People just don’t know who they are. That’s way they go to therapy and think about their past. When you’re in Greenland and you’ve been doing the same thing every day you have no need to know who you are. You’re just happy with yourself.”
Fathoming fear on a solo climb of El Capitan
“You do have some fear, but the fear is rationed. Your brain has this much adrenaline and this much fear, and if you’re scared all the time, you won’t be able to act. So I’ll turn on the fear as a little kind of whoooo, watch out!. I won’t have it on all the time.
“I had a skyhook on this flake of rock, a huge surfboard of rock, and it was exfoliating. The physics of it seemed like. . . if it snapped where my ropes were, it was so thin it would chop my ropes and I would die. It was terrifying. It’s like you’re standing near a big cliff and you’re scared and your father is pushing you toward the edge. But yourself, your emotions become a lot less of an issue. Like when you’re married to someone and you don’t have to speak any more because you’re feeling exactly the same thing. That happens internally with yourself because you have no need to think. You only do.
“When you get to the crux there’s this huge ledge. You get to this flake. And there are these pancakes of exfoliating rock stuck on the wall and you have to hook one of them to reach a crack and once you get to that crack you know that’s the end of this climb. Between you and the crack is this Russian roulette kind of thing. You sit there for two hours. Looking, worrying. Then I hook it, stand on it, reach the crack, put some gear in. It took three and a half hours. There was no hesitation.

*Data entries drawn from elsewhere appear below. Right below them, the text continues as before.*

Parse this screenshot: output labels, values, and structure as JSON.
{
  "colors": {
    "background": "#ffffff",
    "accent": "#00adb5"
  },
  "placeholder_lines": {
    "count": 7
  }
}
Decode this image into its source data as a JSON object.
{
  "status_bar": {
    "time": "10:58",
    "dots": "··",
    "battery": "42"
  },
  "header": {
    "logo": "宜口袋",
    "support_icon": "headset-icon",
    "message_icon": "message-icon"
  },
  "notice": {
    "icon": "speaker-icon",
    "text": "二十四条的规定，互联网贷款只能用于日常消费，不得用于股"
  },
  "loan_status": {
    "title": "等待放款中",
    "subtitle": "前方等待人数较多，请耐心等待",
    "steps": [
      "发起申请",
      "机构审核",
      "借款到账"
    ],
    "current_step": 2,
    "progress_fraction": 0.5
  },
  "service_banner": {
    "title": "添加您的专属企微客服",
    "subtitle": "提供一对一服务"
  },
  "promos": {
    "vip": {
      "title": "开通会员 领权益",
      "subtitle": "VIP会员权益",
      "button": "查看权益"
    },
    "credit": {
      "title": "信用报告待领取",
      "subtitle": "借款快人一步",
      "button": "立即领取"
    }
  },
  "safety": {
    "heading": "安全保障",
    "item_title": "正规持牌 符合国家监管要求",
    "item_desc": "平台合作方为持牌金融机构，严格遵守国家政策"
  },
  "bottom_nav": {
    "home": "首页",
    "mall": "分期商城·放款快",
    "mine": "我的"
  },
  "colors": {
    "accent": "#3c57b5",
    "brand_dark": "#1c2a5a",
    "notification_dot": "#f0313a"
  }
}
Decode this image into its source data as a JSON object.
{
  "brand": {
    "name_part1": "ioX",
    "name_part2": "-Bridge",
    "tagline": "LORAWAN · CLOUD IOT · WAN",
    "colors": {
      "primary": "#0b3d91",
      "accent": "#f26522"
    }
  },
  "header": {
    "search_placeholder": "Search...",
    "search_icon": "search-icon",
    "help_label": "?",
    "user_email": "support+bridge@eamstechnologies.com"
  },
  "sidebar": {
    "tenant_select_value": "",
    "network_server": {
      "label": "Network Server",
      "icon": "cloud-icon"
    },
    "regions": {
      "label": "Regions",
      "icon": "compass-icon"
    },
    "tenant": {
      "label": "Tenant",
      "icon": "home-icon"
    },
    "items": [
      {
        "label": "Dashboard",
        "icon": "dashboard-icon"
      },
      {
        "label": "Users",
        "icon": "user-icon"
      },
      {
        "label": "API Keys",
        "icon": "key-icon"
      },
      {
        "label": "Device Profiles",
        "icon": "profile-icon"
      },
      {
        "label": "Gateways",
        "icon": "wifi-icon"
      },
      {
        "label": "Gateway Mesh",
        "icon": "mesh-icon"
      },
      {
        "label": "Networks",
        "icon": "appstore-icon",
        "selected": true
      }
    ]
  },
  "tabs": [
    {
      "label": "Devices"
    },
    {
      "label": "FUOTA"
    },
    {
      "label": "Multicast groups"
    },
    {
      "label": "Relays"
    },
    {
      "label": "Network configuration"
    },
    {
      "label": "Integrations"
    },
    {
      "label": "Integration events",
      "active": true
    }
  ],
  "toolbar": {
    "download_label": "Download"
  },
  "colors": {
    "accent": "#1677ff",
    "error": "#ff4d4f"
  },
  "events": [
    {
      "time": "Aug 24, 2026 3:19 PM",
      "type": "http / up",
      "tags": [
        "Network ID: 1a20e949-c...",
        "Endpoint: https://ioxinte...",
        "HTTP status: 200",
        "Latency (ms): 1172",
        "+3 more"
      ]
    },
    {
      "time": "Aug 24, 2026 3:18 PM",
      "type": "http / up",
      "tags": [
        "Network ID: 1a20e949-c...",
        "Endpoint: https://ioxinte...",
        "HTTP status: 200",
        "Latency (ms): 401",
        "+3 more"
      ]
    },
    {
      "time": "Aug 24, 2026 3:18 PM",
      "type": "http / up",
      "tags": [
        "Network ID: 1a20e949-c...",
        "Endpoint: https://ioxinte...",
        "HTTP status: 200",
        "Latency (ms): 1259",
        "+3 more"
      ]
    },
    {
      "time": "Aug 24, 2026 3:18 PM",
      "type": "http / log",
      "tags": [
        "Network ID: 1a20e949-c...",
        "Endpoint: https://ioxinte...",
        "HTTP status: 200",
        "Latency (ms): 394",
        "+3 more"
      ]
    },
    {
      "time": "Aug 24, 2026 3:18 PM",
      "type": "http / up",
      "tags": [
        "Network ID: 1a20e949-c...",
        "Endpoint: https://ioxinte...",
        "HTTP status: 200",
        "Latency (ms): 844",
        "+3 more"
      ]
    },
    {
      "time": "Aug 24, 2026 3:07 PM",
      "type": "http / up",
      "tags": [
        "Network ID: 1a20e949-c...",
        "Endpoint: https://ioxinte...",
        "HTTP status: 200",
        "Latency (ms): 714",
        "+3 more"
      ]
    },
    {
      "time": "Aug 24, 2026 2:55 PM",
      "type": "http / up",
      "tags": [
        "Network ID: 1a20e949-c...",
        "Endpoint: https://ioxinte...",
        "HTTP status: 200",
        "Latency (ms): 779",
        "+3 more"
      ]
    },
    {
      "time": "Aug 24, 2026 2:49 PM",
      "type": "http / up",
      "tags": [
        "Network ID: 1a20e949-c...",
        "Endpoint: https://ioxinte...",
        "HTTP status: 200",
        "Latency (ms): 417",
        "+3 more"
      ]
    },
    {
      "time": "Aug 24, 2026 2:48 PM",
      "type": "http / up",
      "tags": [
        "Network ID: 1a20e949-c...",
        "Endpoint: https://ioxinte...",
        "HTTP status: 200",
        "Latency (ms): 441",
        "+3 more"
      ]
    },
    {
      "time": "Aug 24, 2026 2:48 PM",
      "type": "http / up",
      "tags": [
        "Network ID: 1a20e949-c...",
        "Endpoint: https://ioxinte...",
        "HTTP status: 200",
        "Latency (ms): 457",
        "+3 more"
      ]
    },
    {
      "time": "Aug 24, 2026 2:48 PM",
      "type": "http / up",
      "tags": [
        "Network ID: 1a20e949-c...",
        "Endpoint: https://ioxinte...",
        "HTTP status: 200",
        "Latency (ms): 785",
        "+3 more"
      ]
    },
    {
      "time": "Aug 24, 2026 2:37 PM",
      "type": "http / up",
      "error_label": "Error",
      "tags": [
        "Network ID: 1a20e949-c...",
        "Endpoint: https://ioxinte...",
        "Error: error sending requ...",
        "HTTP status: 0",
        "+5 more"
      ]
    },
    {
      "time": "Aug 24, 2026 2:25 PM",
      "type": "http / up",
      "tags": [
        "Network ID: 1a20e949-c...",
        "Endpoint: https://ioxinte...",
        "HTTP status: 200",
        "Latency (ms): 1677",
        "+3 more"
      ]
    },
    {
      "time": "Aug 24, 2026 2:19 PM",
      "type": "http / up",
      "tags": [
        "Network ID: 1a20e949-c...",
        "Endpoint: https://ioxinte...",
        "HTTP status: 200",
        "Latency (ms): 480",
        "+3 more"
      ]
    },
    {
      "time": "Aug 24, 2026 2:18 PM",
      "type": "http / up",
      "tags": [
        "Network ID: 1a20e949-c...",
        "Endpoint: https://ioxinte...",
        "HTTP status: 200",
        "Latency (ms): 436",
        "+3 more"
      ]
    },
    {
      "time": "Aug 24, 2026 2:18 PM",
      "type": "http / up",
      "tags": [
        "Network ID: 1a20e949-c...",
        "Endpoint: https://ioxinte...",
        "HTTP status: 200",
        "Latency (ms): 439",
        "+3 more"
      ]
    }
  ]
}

“The second hardest pitch, I was on it for eight hours. Every single piece of gear was worse than the piece of gear before. I was utterly terrified. I thought, ‘I can’t do this any more.’ Like in a war film. I sat there for an hour on this piece of gear and eventually I calmed down enough and kept on going. The belay was 12 feet away. I’d got on a copperhead, a piece of copper that sticks to the cracks. And the copperhead just ripped out. I was falling. If you fall you probably die. In that instant of falling, it was all about expectations. There was no room for fear. Fear was totally pointless. It was just: what’s going to happen? I’m going to die. I fell about 150 ft. and all the gear started ripping out. And one terrible piece of gear, a rusty old piece of something, stopped me. I just hung on the rope. I remember there was a brief pause, and then I screamed out. And this voice said, ‘Why are you screaming, no one can hear you?’ “
Why risk your life?
“It’s my job. It makes me who I am. It makes me a better father. I’m really dyslexic. I didn’t find out until I was 19. I had really low self-esteem. When my daughter was diagnosed, my mother said, ‘Oh, you were diagnosed when you were little,’ and she never fucking told me. I spend my whole childhood in remedial lessons. . I had really low self-esteem. Climbing was a thing that really saved me. I couldn’t write or read. But through climbing I became a photographer, a filmmaker, a writer, a speaker. I was so shy. But now I can stand up front of a thousand people and show my photographs.
“I have a lot of problems with my wife about the whole climbing thing. I’ve been married 15 years. But I wasn’t into climbing when we met.”